Clinical Trials Require Infrastructure and Information
To develop new therapies for patients living with myotonic dystrophy (DM), specific infrastructure and information needs to be in place to make clinical trials feasible. It is essential, for example, to understand how a disease manifests and progresses in a cohort of patients that is sufficiently large and representative to provide confidence in the findings. This understanding enables the design and validation of outcome measures that are sufficiently sensitive, reliable, valid and responsive to show whether a candidate therapy is effective or not.
Adult DM Information Doesn't Necessarily Meet the Requirements for Congenital Trials
Considerable effort has been made to understand the natural history (how the disease presents and progresses) and to develop valid outcome measures for myotonic dystrophy type 1 (DM1). This knowledge has been put to use in clinical trials, including those by Ionis and AMO Pharmaceuticals. The Myotonic Dystrophy Foundation (MDF) is working to further advance understanding of the natural history of DM1 via funding for the Myotonic Dystrophy Clinical Research Network in the U.S. and the PHENO-DM1 study in the United Kingdom. Although congenital myotonic dystrophy (CDM) has genetic similarities to DM1 (both are caused by expanded CTG repeat sequences in DMPK), CDM presents and progresses differently than DM1. Hence there is a clear need for natural history data to better understand the disease and to support the selection of outcome measures that can assess whether a drug is working or not in clinical trials of CDM.
University of Utah Publishes CDM Study to Support Clinical Trial Development
Dr. Nick Johnson (University of Utah) and colleagues have completed a study of the disease burden and potential outcome measures for clinical trials in CDM and recently published their findings in the prestigious journal, Neurology. Their study examined a cohort of 41 children (between 0 and 13 years old) with CDM in comparison to 29 healthy controls, using objective functional measures that could serve as clinical trial outcome measures. The team described the broad traits of children living with CDM, noting impairment of physical and cognitive function and quality of life. Their data suggests that delay of motor function milestones and daytime sleepiness are important, but previously unreported, symptoms in CDM.

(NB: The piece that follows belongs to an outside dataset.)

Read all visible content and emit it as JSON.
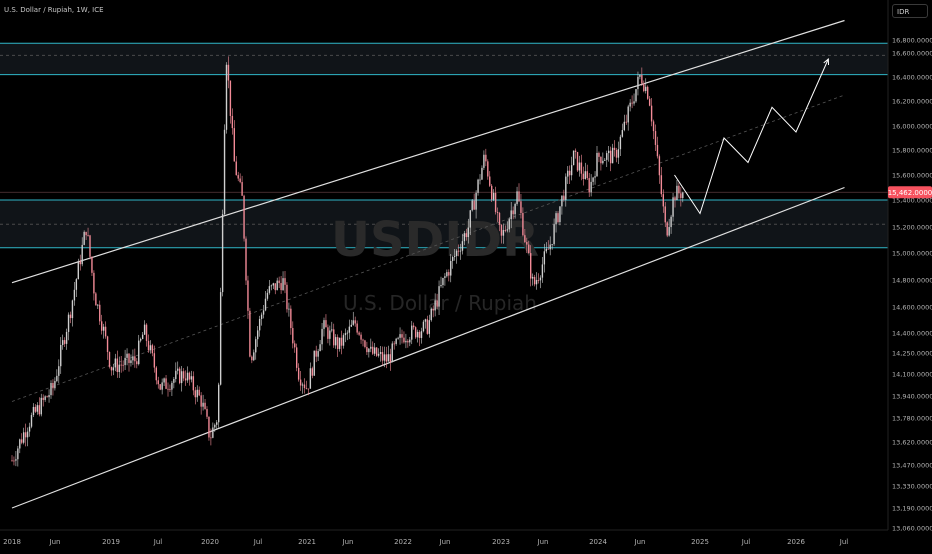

They looked at outcome measures that have been used in clinical trials for other neuromuscular diseases to evaluate their feasibility for use in CDM. For the 6-minute walk test, those patients who were able to complete the test walked about 45% less distance than healthy controls. Likewise, grip and pinch strength in children with CDM was about one-third that of controls. Differences in CTG repeat length did not affect walk distance or grip/pinch strength. Children with CDM showed a substantial reduction in lip strength (12% of control value).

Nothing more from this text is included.